The Team’s Pulse: CI/Build Process

My teammate Tony Sweets (sys admin, programmer and genius) just posted a terrific writeup on StickyMinds/Techwell of how our continuous integration and build process has evolved over the years. This includes a history of the hardware we’ve used and how the builds have been set up, both in CruiseControl and Hudson, and all the different things the build process does.

One of my favorite excerpts:

This method worked too well. The testers started splitting up their test suites and were creating new build jobs left and right mainly because it was so simple. They didn’t have to deal with hostname issues and whatnot. They simply had to create the new job from an existing Hudson job and change whatever they needed in order to run a different set of tests. When the job ran it did not care what else was running because it was running in its own separate environment.

I love the easy-to-use Hudson UI, and this freedom to configure our own test jobs the way we want. It’s also easy to stop jobs or kick them off when we want.
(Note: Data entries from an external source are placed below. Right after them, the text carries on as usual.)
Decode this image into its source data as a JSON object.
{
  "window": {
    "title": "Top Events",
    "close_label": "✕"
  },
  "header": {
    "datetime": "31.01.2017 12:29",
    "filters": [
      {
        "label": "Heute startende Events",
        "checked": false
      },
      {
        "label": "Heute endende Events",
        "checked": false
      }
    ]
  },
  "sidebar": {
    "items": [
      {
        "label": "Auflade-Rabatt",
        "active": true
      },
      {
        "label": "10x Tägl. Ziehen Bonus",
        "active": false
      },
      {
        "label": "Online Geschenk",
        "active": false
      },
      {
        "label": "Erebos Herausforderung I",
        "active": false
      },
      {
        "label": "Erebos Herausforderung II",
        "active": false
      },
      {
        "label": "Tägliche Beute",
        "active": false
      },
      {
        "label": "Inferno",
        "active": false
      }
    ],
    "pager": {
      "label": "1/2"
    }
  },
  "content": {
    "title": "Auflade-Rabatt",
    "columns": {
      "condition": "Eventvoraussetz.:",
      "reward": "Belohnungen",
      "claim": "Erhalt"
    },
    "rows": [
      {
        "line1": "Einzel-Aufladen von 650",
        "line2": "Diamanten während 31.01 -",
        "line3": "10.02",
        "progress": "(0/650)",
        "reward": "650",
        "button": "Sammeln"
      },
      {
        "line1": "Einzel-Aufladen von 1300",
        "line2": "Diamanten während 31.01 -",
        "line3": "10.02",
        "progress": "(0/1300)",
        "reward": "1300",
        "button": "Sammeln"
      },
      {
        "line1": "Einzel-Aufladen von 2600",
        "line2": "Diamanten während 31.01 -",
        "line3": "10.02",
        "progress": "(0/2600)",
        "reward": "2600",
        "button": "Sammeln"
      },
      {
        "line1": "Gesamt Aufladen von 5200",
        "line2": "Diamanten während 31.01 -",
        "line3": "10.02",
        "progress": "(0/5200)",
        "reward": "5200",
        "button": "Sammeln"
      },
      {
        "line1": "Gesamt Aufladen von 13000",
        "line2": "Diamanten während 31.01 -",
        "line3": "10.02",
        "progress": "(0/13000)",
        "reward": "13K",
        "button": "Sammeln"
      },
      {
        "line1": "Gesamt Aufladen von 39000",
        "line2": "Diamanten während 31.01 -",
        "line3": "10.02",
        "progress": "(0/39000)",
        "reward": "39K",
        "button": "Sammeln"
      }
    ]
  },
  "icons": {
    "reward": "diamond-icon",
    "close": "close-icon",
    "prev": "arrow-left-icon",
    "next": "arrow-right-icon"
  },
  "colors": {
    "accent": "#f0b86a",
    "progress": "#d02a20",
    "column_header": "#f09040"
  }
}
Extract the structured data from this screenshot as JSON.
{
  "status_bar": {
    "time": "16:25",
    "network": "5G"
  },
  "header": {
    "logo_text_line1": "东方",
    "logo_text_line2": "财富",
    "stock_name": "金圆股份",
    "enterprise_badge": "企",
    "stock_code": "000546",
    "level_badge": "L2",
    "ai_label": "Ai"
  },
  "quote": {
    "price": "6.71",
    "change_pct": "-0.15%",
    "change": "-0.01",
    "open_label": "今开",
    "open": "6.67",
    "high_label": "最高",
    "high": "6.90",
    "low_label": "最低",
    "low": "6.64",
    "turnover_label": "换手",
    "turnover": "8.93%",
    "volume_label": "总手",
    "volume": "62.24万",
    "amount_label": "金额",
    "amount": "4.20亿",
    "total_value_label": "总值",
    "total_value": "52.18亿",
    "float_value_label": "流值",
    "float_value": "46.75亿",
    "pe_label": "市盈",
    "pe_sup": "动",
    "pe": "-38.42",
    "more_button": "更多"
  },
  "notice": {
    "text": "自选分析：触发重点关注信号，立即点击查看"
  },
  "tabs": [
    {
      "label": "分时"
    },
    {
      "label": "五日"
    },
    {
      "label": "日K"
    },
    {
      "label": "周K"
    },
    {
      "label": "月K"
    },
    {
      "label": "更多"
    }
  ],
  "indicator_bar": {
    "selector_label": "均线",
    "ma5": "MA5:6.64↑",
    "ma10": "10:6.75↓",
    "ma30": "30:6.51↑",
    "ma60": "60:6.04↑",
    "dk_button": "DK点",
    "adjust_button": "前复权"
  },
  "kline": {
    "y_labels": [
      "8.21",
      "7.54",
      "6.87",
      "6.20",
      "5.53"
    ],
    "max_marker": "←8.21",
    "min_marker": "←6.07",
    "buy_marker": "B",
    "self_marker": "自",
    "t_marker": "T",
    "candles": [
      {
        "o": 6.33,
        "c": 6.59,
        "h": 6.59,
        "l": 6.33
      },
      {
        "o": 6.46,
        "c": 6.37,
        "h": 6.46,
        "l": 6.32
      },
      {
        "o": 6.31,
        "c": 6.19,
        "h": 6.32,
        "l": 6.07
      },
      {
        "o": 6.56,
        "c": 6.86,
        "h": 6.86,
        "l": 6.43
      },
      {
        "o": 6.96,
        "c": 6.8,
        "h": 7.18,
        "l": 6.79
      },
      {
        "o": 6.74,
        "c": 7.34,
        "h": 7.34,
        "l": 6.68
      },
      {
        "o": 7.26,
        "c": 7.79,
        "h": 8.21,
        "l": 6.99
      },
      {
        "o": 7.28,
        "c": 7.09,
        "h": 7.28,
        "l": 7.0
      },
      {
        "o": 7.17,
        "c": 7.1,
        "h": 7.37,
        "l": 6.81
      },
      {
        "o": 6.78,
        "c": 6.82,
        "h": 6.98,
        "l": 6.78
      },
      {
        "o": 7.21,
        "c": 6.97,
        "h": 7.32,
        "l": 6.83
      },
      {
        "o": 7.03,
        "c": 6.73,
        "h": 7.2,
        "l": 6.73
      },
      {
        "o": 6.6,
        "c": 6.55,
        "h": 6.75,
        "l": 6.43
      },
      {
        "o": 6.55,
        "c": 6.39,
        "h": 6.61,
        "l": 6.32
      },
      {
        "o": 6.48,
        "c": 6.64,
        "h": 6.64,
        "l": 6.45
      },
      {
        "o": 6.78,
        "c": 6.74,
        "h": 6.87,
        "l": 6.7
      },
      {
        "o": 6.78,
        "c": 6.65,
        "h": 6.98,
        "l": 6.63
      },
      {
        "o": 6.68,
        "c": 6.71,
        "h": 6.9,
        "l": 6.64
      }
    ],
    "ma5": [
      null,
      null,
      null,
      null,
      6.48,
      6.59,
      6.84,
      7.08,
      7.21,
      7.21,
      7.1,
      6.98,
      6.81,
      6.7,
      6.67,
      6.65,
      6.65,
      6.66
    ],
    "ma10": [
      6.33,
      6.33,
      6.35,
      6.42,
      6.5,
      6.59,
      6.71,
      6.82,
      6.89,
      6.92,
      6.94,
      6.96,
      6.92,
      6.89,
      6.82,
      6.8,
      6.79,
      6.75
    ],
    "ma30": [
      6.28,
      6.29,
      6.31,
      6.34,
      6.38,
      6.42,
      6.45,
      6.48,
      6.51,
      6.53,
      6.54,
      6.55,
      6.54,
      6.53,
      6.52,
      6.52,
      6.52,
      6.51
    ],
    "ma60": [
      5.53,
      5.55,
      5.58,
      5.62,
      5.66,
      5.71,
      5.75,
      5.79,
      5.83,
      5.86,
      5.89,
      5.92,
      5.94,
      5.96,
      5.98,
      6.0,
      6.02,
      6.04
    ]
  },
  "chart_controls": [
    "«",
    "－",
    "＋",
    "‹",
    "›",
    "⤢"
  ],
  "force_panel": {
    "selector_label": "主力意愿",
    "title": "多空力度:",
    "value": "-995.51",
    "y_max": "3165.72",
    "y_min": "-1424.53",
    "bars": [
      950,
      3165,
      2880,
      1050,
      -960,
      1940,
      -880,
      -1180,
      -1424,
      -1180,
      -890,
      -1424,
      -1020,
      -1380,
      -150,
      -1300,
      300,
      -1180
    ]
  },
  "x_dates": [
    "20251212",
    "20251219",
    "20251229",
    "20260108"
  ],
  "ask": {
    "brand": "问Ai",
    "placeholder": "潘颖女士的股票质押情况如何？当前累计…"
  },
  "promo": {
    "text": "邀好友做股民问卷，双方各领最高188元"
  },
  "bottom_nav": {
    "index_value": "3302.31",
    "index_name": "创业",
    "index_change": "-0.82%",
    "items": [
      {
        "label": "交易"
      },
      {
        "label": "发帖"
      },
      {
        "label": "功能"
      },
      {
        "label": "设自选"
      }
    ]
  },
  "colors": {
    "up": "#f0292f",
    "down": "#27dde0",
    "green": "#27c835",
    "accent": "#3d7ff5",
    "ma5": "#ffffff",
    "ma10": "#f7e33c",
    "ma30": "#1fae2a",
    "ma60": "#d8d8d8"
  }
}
Whenever I speak to a conference session or user group meeting, I always tell people, “If you aren’t doing continuous integration now, go back to your office and drop everything and get your CI going. It isn’t hard to do, there are a bunch of good tools available to help, even Testify Wizard to help you set it up. A programmer can do it in a matter of days or less. There’s no excuse to not do CI.”

I’m convinced that in 5 years at the most, any team not doing CI will be looked upon the same way we look upon teams that don’t do source code control. It would just be crazy to not do it! Automated tests don’t have much value if they aren’t giving you quick feedback several times a day. Without CI, your technical debt is bound to bury you quickly.

If I had to pick one reason our team has been so successful the past 7 years, our CI process is it. It’s the pulse of our team, and if it stops (as it did a few weeks back – see Tony’s blog post!), we all just about have a heart attack! When it’s ticking along, we feel healthy and happy.